Anadolu’da yaşamış Yunanlı bir şairin “Yeni bir ülke bulamazsın, başka bir deniz ulamazsın. Bu şehir arkandan gelecektir. Sen gene aynı sokaklarda dolaşacaksın, aynı mahallede kocayacaksın; aynı evlerde kır düşecek saçlarına. Dönüp dolayıp bu şehre geleceksin sonunda” dizelerini okuyan Tiryaki, konuşmasında Cumhuriyet dönemi mimarlarından Turgut Cansever’in şehir tanımını aktardı: “Şehir ahlakın, sanatın, felsefe ve dini düşüncelin geliştiği, ortam olarak insanın bu dünyadaki vazifesini, en üst düzeyde varlığının anlamını tamamladığı ortamdır” Tiryaki, bugün içinde yaşanan kentlerde ahlak, sanat, felsefe ve dini düşünce alanlarında gelişme gerçekleşmiyorsa kentin kentliğinin tartışılması gerektiğini söyledi.
-“DEĞİŞİM YÖNETİMİ MODELİ”-
Cumhuriyet’in kurulduğu Altındağ’da göreve başladığında ilçenin yüzde 85’inin gece kondu olduğunu anlatan Tiryaki, “Değişim Yönetimi Modeli” adında yeni bir iş modeli ile çalışmalarını yürüttüğünü kaydetti. Bu modelle, yeni bir belediye oluşturmaya başladıklarını, 118 olan mahalle sayısının 26’ya, 32 müdürlüğü 12 müdürlüğe indirdiklerine, personel sayasını azalttıklarına dikkat çeken Tiryaki, “Bugün geldiği noktada taşeron kullanmıyor bütün işleri kendi eliyle yapıyor. Belediye kiralık araba kullanmıyor. Çöpü dahi kendi arabalarıyla topluyor. Bu model bir yıl sonra sonuç vermeye başladı ve Altındağ belediyesi kendi kaynaklarıyla ayakta duran, dönüşüm projeleri ortaya koyan hale geldi. Bugün itibariyle hiçbir kuruş borcu olmayan, tamamen kendi öz kaynaklarıyla ayakta duran, kendi ihtiyaçlarının dışında kamuya çok ciddi katkı sağlayan, okullar karakollar sağlık tesisleri, camiler, kültür binası yaparak kamuya devreden bir belediye” dedi.

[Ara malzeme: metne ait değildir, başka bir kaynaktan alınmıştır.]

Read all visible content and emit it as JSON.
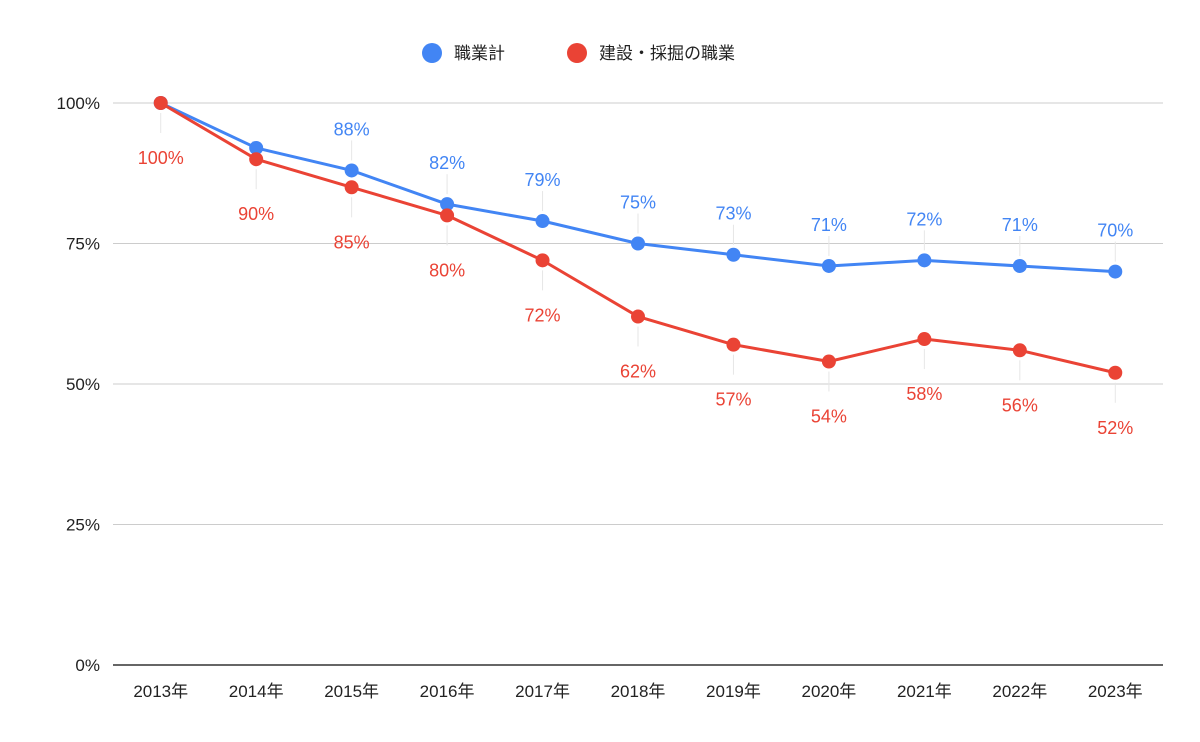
{
  "chart_data": {
    "type": "line",
    "title": "",
    "xlabel": "",
    "ylabel": "",
    "ylim": [
      0,
      100
    ],
    "yticks": [
      "0%",
      "25%",
      "50%",
      "75%",
      "100%"
    ],
    "ytick_values": [
      0,
      25,
      50,
      75,
      100
    ],
    "grid": true,
    "legend_position": "top-center",
    "categories": [
      "2013年",
      "2014年",
      "2015年",
      "2016年",
      "2017年",
      "2018年",
      "2019年",
      "2020年",
      "2021年",
      "2022年",
      "2023年"
    ],
    "series": [
      {
        "name": "職業計",
        "color": "#4285f4",
        "values": [
          100,
          92,
          88,
          82,
          79,
          75,
          73,
          71,
          72,
          71,
          70
        ],
        "labels": [
          "",
          "",
          "88%",
          "82%",
          "79%",
          "75%",
          "73%",
          "71%",
          "72%",
          "71%",
          "70%"
        ],
        "label_position": "above"
      },
      {
        "name": "建設・採掘の職業",
        "color": "#ea4335",
        "values": [
          100,
          90,
          85,
          80,
          72,
          62,
          57,
          54,
          58,
          56,
          52
        ],
        "labels": [
          "100%",
          "90%",
          "85%",
          "80%",
          "72%",
          "62%",
          "57%",
          "54%",
          "58%",
          "56%",
          "52%"
        ],
        "label_position": "below"
      }
    ]
  }
}
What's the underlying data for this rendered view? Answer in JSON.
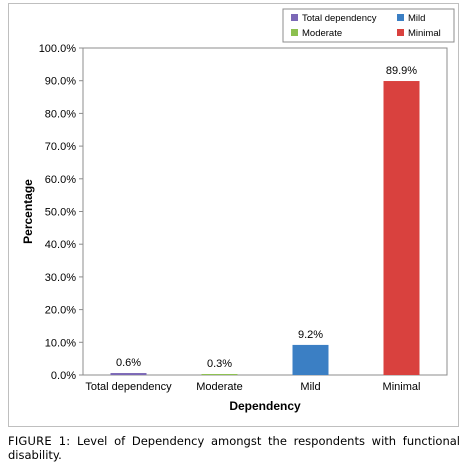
{
  "chart_data": {
    "type": "bar",
    "categories": [
      "Total dependency",
      "Moderate",
      "Mild",
      "Minimal"
    ],
    "values": [
      0.6,
      0.3,
      9.2,
      89.9
    ],
    "data_labels": [
      "0.6%",
      "0.3%",
      "9.2%",
      "89.9%"
    ],
    "colors": [
      "#7b68b6",
      "#8cc04f",
      "#3b7fc4",
      "#d9413e"
    ],
    "xlabel": "Dependency",
    "ylabel": "Percentage",
    "ylim": [
      0,
      100
    ],
    "yticks": [
      0,
      10,
      20,
      30,
      40,
      50,
      60,
      70,
      80,
      90,
      100
    ],
    "ytick_labels": [
      "0.0%",
      "10.0%",
      "20.0%",
      "30.0%",
      "40.0%",
      "50.0%",
      "60.0%",
      "70.0%",
      "80.0%",
      "90.0%",
      "100.0%"
    ],
    "grid": false,
    "legend": {
      "placement": "top-right",
      "entries": [
        "Total dependency",
        "Mild",
        "Moderate",
        "Minimal"
      ]
    }
  },
  "caption": {
    "label": "FIGURE 1:",
    "text": "Level of Dependency amongst the respondents with functional disability."
  }
}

Dünya’nın bütün şehirlerinde kentin en kıymetli yerinin en eski yeri olduğuna dikkat çeken Tiryaki, Altındağ’da bu bölgelerin virane halde olduğun ve yeniden ayağa kaldırmak için yola çıktıklarını söyledi. Hamamönü, Ulucanlar Cezaevi ve Altınköy Projesi bölgesinden eski fotoğraflar paylaşan ve daha sonra bu bölgelerde uyguladıkları projelerden sonra gelinen hale dair fotoğrafları gösteren Tiryaki, “Bakmazsan dağ olur bakarsan Altındağ olur” dedi. Marcel Proust’un “Gerçek keşif yeni diyarlar bulmak değil, yeni bir gözle bakmaktır” sözünü hatırlatan Tiryaki, yeni bir gözle Altındağ’a baktıklarını ifade etti.
“Huzurlu bir kentte yaşamak istiyorsak yeni nesilleri, çocuklarınızı doğumundan 20’li yaşlarına kadar kültür ve sanat ortamında yetiştirmek zorundayız” diyen Tiryaki, kültür ve sanatın olmadığı şehirlerde cinayet işlemeye engel olunamayacağını ifade etti. Tiryaki konuşmasını, mezuniyet yıllığında sayfasında yazan İsmet Özel’in “Esenlik Bildiri” başlıklı şiirinden bir dörtlüğü okuyarak tamamladı.